Another intriguing aspect worthy of discussion is related to the mechanism that connects the required H2S production to generate protein persulfidation under different stress conditions in both animal and plant cells. At present this angle has been unexplored; nevertheless, there are some clues indicating that upon an adverse condition the induction of H2S-generating enzymes must occur. Several studies on Arabidopsis guard cells have demonstrated that ABA triggers the induction of DES1 (L-cysteine desulfhydrase 1), a cytosolic enzyme involved in the degradation of cysteine and the concomitant generation of H2S. As a consequence, the guard cell H2S level is raised, and, by a persulfidation-based mechanism, stomatal closure occurs as a plant adaptation to adverse conditions such as drought stress [12,22-24]. In animal cells, persulfidation is controlled by H2S, mainly produced through the enzymes involved in the transulfuration pathway, CBS (cystathionine beta-synthase) and CTH/CSE (cystathionine gamma-lyase), together with MPST/3-MST (mercaptopyruvate sulfurtransferase). Extensive reports have shown that the levels of these enzymes are closely related to different diseases. Thus, the loss/decrease of these enzymes in neurodegenerative diseases and during aging is observed, resulting in a loss of protein persulfidation [5,11].
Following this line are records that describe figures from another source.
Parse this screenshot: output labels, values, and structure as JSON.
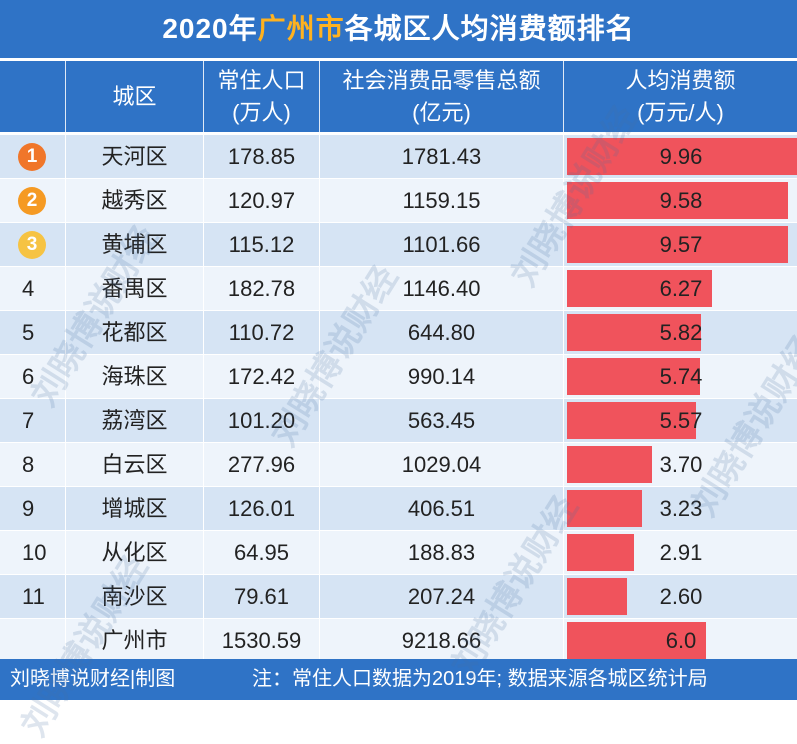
{
  "title": {
    "year": "2020年",
    "city": "广州市",
    "rest": "各城区人均消费额排名"
  },
  "header": {
    "district": "城区",
    "population": [
      "常住人口",
      "(万人)"
    ],
    "sales": [
      "社会消费品零售总额",
      "(亿元)"
    ],
    "per_capita": [
      "人均消费额",
      "(万元/人)"
    ]
  },
  "medal_colors": [
    "#f0762a",
    "#f59a23",
    "#f6c343"
  ],
  "rows": [
    {
      "rank": "1",
      "name": "天河区",
      "population": "178.85",
      "sales": "1781.43",
      "per_capita": "9.96"
    },
    {
      "rank": "2",
      "name": "越秀区",
      "population": "120.97",
      "sales": "1159.15",
      "per_capita": "9.58"
    },
    {
      "rank": "3",
      "name": "黄埔区",
      "population": "115.12",
      "sales": "1101.66",
      "per_capita": "9.57"
    },
    {
      "rank": "4",
      "name": "番禺区",
      "population": "182.78",
      "sales": "1146.40",
      "per_capita": "6.27"
    },
    {
      "rank": "5",
      "name": "花都区",
      "population": "110.72",
      "sales": "644.80",
      "per_capita": "5.82"
    },
    {
      "rank": "6",
      "name": "海珠区",
      "population": "172.42",
      "sales": "990.14",
      "per_capita": "5.74"
    },
    {
      "rank": "7",
      "name": "荔湾区",
      "population": "101.20",
      "sales": "563.45",
      "per_capita": "5.57"
    },
    {
      "rank": "8",
      "name": "白云区",
      "population": "277.96",
      "sales": "1029.04",
      "per_capita": "3.70"
    },
    {
      "rank": "9",
      "name": "增城区",
      "population": "126.01",
      "sales": "406.51",
      "per_capita": "3.23"
    },
    {
      "rank": "10",
      "name": "从化区",
      "population": "64.95",
      "sales": "188.83",
      "per_capita": "2.91"
    },
    {
      "rank": "11",
      "name": "南沙区",
      "population": "79.61",
      "sales": "207.24",
      "per_capita": "2.60"
    },
    {
      "rank": "",
      "name": "广州市",
      "population": "1530.59",
      "sales": "9218.66",
      "per_capita": "6.0"
    }
  ],
  "footer": {
    "credit": "刘晓博说财经|制图",
    "note": "注：常住人口数据为2019年; 数据来源各城区统计局"
  },
  "watermark": "刘晓博说财经",
  "chart_data": {
    "type": "table",
    "title": "2020年广州市各城区人均消费额排名",
    "columns": [
      "城区",
      "常住人口(万人)",
      "社会消费品零售总额(亿元)",
      "人均消费额(万元/人)"
    ],
    "categories": [
      "天河区",
      "越秀区",
      "黄埔区",
      "番禺区",
      "花都区",
      "海珠区",
      "荔湾区",
      "白云区",
      "增城区",
      "从化区",
      "南沙区",
      "广州市"
    ],
    "series": [
      {
        "name": "常住人口(万人)",
        "values": [
          178.85,
          120.97,
          115.12,
          182.78,
          110.72,
          172.42,
          101.2,
          277.96,
          126.01,
          64.95,
          79.61,
          1530.59
        ]
      },
      {
        "name": "社会消费品零售总额(亿元)",
        "values": [
          1781.43,
          1159.15,
          1101.66,
          1146.4,
          644.8,
          990.14,
          563.45,
          1029.04,
          406.51,
          188.83,
          207.24,
          9218.66
        ]
      },
      {
        "name": "人均消费额(万元/人)",
        "values": [
          9.96,
          9.58,
          9.57,
          6.27,
          5.82,
          5.74,
          5.57,
          3.7,
          3.23,
          2.91,
          2.6,
          6.0
        ]
      }
    ],
    "bar_color": "#f0535c"
  }
}
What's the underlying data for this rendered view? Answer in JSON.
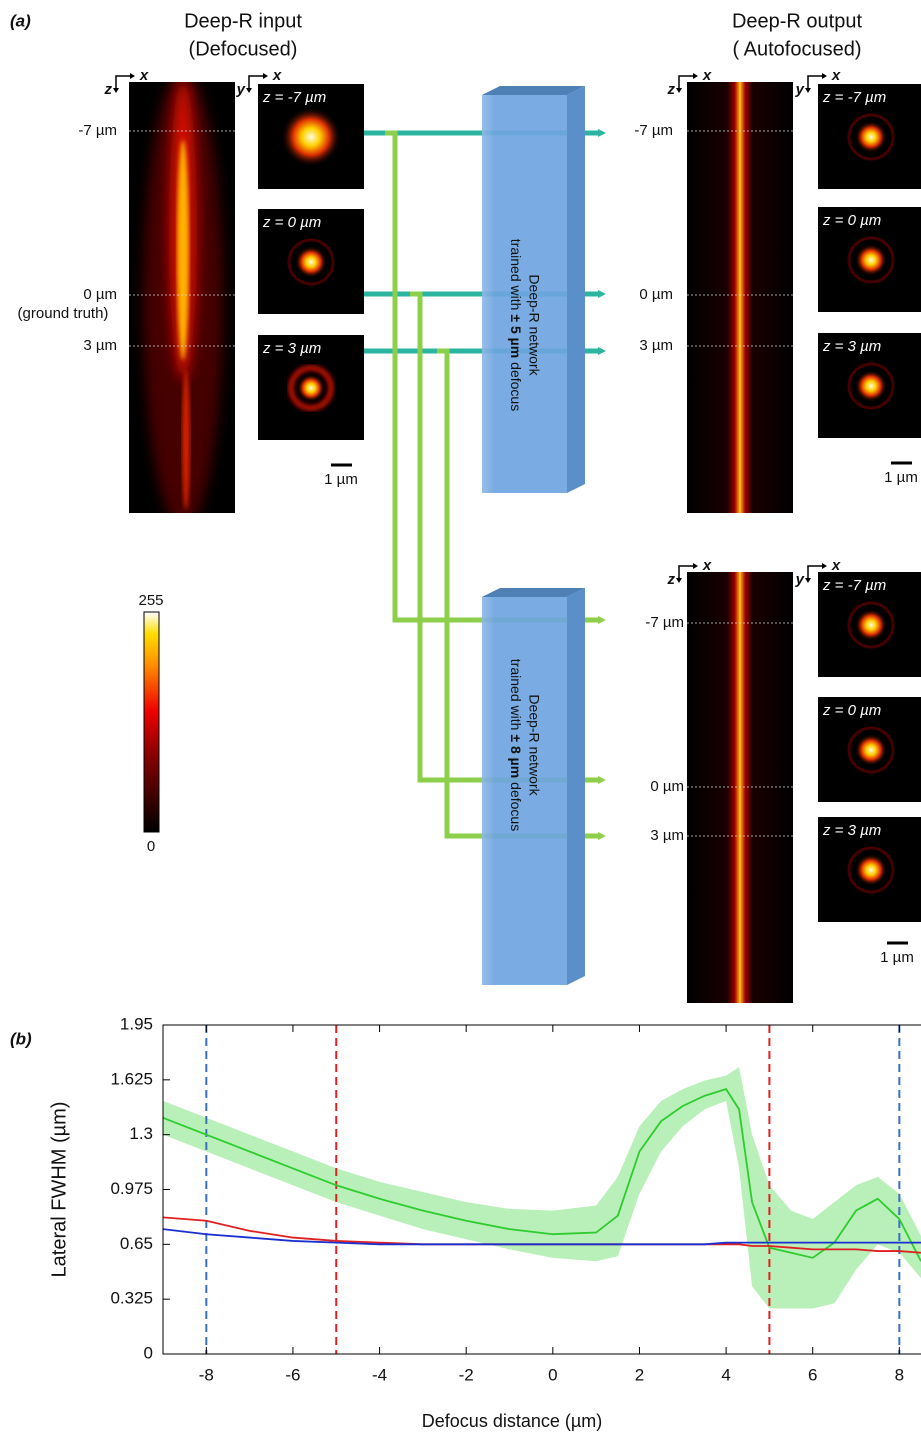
{
  "panel_a": {
    "label": "(a)",
    "axes": {
      "x": "x",
      "z": "z",
      "y": "y"
    },
    "input": {
      "title": [
        "Deep-R input",
        "(Defocused)"
      ],
      "depths": [
        "-7 µm",
        "0 µm",
        "3 µm"
      ],
      "ground_truth": "(ground truth)",
      "insets": [
        "z = -7 µm",
        "z = 0 µm",
        "z = 3 µm"
      ],
      "scale_bar": "1 µm"
    },
    "outputs": [
      {
        "title": [
          "Deep-R output",
          "( Autofocused)"
        ],
        "depths": [
          "-7 µm",
          "0 µm",
          "3 µm"
        ],
        "insets": [
          "z = -7 µm",
          "z = 0 µm",
          "z = 3 µm"
        ],
        "scale_bar": "1 µm"
      },
      {
        "depths": [
          "-7 µm",
          "0 µm",
          "3 µm"
        ],
        "insets": [
          "z = -7 µm",
          "z = 0 µm",
          "z = 3 µm"
        ],
        "scale_bar": "1 µm"
      }
    ],
    "networks": [
      {
        "name": "Deep-R network",
        "trained": "trained with",
        "range": "± 5 µm",
        "defocus": "defocus"
      },
      {
        "name": "Deep-R network",
        "trained": "trained with",
        "range": "± 8 µm",
        "defocus": "defocus"
      }
    ],
    "colorbar": {
      "max": 255,
      "min": 0
    }
  },
  "chart_data": {
    "type": "line",
    "panel_label": "(b)",
    "x_label": "Defocus distance (µm)",
    "y_label": "Lateral FWHM (µm)",
    "x": [
      -9,
      -8,
      -7,
      -6,
      -5,
      -4,
      -3,
      -2,
      -1,
      0,
      1,
      1.5,
      2,
      2.5,
      3,
      3.5,
      4,
      4.3,
      4.6,
      5,
      5.5,
      6,
      6.5,
      7,
      7.5,
      8,
      8.5
    ],
    "series": [
      {
        "color": "#2ecc2e",
        "band_color": "#9be89b",
        "values": [
          1.4,
          1.3,
          1.2,
          1.1,
          1.0,
          0.92,
          0.85,
          0.79,
          0.74,
          0.71,
          0.72,
          0.82,
          1.2,
          1.38,
          1.47,
          1.53,
          1.57,
          1.45,
          0.9,
          0.63,
          0.6,
          0.57,
          0.66,
          0.85,
          0.92,
          0.8,
          0.55
        ],
        "band_lower": [
          1.3,
          1.2,
          1.1,
          1.0,
          0.9,
          0.82,
          0.74,
          0.68,
          0.62,
          0.57,
          0.55,
          0.58,
          0.95,
          1.2,
          1.35,
          1.45,
          1.5,
          1.1,
          0.4,
          0.27,
          0.27,
          0.27,
          0.3,
          0.5,
          0.65,
          0.6,
          0.45
        ],
        "band_upper": [
          1.5,
          1.4,
          1.3,
          1.2,
          1.1,
          1.02,
          0.96,
          0.9,
          0.86,
          0.85,
          0.88,
          1.05,
          1.35,
          1.5,
          1.57,
          1.62,
          1.65,
          1.7,
          1.3,
          1.0,
          0.85,
          0.8,
          0.9,
          1.0,
          1.05,
          0.95,
          0.7
        ]
      },
      {
        "color": "#e02020",
        "values": [
          0.81,
          0.79,
          0.73,
          0.69,
          0.67,
          0.66,
          0.65,
          0.65,
          0.65,
          0.65,
          0.65,
          0.65,
          0.65,
          0.65,
          0.65,
          0.65,
          0.65,
          0.65,
          0.64,
          0.64,
          0.63,
          0.62,
          0.62,
          0.62,
          0.61,
          0.61,
          0.6
        ]
      },
      {
        "color": "#1a2fd0",
        "values": [
          0.74,
          0.71,
          0.69,
          0.67,
          0.66,
          0.65,
          0.65,
          0.65,
          0.65,
          0.65,
          0.65,
          0.65,
          0.65,
          0.65,
          0.65,
          0.65,
          0.66,
          0.66,
          0.66,
          0.66,
          0.66,
          0.66,
          0.66,
          0.66,
          0.66,
          0.66,
          0.66
        ]
      }
    ],
    "vlines": [
      {
        "x": -8,
        "color": "#3b6fc4"
      },
      {
        "x": -5,
        "color": "#e02020"
      },
      {
        "x": 5,
        "color": "#e02020"
      },
      {
        "x": 8,
        "color": "#3b6fc4"
      }
    ],
    "xlim": [
      -9,
      8.5
    ],
    "ylim": [
      0,
      1.95
    ],
    "xticks": [
      -8,
      -6,
      -4,
      -2,
      0,
      2,
      4,
      6,
      8
    ],
    "yticks": [
      0,
      0.325,
      0.65,
      0.975,
      1.3,
      1.625,
      1.95
    ]
  }
}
Persulfidation of the GAPDH protein is another intriguing aspect that arises from the Iqbal et al. study [14]. Different experimental approaches such as, expression of GFP-tagged GAPDH and subcellular fractionation show the nuclear localization of GAPDH upon H2S exposure. Interestingly, by using the same experimental approaches, it was also concluded that H2S enhances the nuclear localization of the cytosolic GAPDH in Arabidopsis [10], although the connection of the GAPDH translocation and autophagy was not investigated in this study. In addition, while the persulfidated cysteine in mammalian GAPDH is the active site Cys150 [14], the modified cysteine in plant GAPDH involving nuclear translocation is a second cysteine present in the sequence, which is in close proximity to the active site [10].

In conclusion, the findings present in the Iqbal et al. manuscript [14] on the H2S signaling of autophagy in an animal system, together with previous findings acquired in plant studies, highlight persulfidation as a molecular mechanism underlying autophagy regulation, being a conserved mechanism in both eukaryotes. Conversely, what appears to be divergent are the specific protein targets that may be susceptible to be persulfidated, at least with the present knowledge. However, we are confident that future research will increase the identification of additional targets of sulfide and perhaps also reveal the extended conservation of this process in different eukaryotic systems.